Chronique cyclotouristique (Concours des pyrénés 1934)

mercredi 21 février 2024, par velovi

Par E. Erpelding, revue du Touring-Club de France, Novembre 1934

Les enseignements techniques du Concours de bicyclettes de tourisme des Pyrénées

Il en est de la bicyclette comme de l’automobile  : loin que la technique en soit stabilisée, le progrès ne perd pas ses droits et nous nous trouvons constamment en présence de nouveaux perfectionnements.

Il est incontestable que les conditions sévères inscrites au règlement des concours techniques ou des épreuves sportives auxquels ils prennent part, obligent les constructeurs à rechercher sans cesse des améliorations, tant au point de vue de l’équipement et de la présentation des machines, qu’au point de vue de leur conception même.

Par ailleurs, les ressources nouvelles qu’offre la métallurgie sont largement mises à contribution dans la construction cycliste, et si l’on cherche à gagner du poids, c’est aussi bien par l’emploi de métaux légers que par une nouvelle forme des organes. C’est que, pour le cycliste aussi, le poids est l’ennemi  ; quelques grammes gagnés par-ci par-là finissent, en se totalisant, pour atteindre un chiffre appréciable.

Il est donc rationnel de remplacer l’acier par l’alliage léger, partout où cette substitution peut être réalisée sans compromettre la résistance de la pièce.

Toutes les machines de notre Concours des Pyrénées étaient équipées de freins en alliage léger, qui ont donné entière satisfaction.

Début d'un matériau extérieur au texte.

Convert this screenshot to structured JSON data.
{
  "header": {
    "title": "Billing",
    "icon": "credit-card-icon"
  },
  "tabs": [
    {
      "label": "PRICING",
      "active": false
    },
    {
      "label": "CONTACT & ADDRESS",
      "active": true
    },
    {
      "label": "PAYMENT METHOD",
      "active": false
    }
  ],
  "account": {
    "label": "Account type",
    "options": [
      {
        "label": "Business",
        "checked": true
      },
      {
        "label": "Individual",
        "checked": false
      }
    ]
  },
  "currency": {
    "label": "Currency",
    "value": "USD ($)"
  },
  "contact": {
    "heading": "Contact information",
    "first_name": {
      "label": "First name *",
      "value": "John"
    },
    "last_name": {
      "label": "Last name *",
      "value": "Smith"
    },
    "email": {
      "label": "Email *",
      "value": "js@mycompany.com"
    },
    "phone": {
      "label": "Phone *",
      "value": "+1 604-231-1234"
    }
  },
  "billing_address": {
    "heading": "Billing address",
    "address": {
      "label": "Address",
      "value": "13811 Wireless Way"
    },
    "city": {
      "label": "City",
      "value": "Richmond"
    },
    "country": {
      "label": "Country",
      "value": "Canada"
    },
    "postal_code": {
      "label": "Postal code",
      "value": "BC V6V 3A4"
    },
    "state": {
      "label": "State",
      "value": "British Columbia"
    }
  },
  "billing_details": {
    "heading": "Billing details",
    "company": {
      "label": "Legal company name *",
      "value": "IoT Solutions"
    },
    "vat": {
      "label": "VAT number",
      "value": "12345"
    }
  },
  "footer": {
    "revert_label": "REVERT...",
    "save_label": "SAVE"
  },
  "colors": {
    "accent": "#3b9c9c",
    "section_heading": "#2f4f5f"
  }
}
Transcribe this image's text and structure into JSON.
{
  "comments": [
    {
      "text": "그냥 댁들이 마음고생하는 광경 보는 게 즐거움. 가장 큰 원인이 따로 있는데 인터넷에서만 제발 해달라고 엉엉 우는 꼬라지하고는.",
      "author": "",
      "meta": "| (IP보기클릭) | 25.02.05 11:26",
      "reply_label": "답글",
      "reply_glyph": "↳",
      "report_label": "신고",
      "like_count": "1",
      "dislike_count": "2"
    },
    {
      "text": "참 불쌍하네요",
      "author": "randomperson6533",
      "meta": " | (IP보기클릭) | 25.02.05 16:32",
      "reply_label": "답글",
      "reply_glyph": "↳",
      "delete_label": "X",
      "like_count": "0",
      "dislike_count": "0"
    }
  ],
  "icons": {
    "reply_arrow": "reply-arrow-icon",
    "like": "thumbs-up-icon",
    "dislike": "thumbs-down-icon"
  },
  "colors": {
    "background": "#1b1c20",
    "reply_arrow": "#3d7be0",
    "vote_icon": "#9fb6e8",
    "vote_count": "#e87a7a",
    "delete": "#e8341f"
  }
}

On n’eut à enregistrer aucune pénalisation pour mauvais fonctionnement ou accident de frein, ce qui est tout de même un critérium, surtout si l’on tient compte du fait que, par ses longues descentes, le parcours imposé constituait à cet égard un banc d’épreuve extraordinairement dur.

Ne parlons que pour mémoire des garde-boue pour lesquels on peut évidemment abandonner sans inconvénient l’acier.

En ce qui concerne les jantes, des essais sont faits également avec l’alliage léger. Mais, à en juger par les résultats du Concours des Pyrénées, la jante en bois, délaissée pendant quelque temps, semble devoir regagner du terrain.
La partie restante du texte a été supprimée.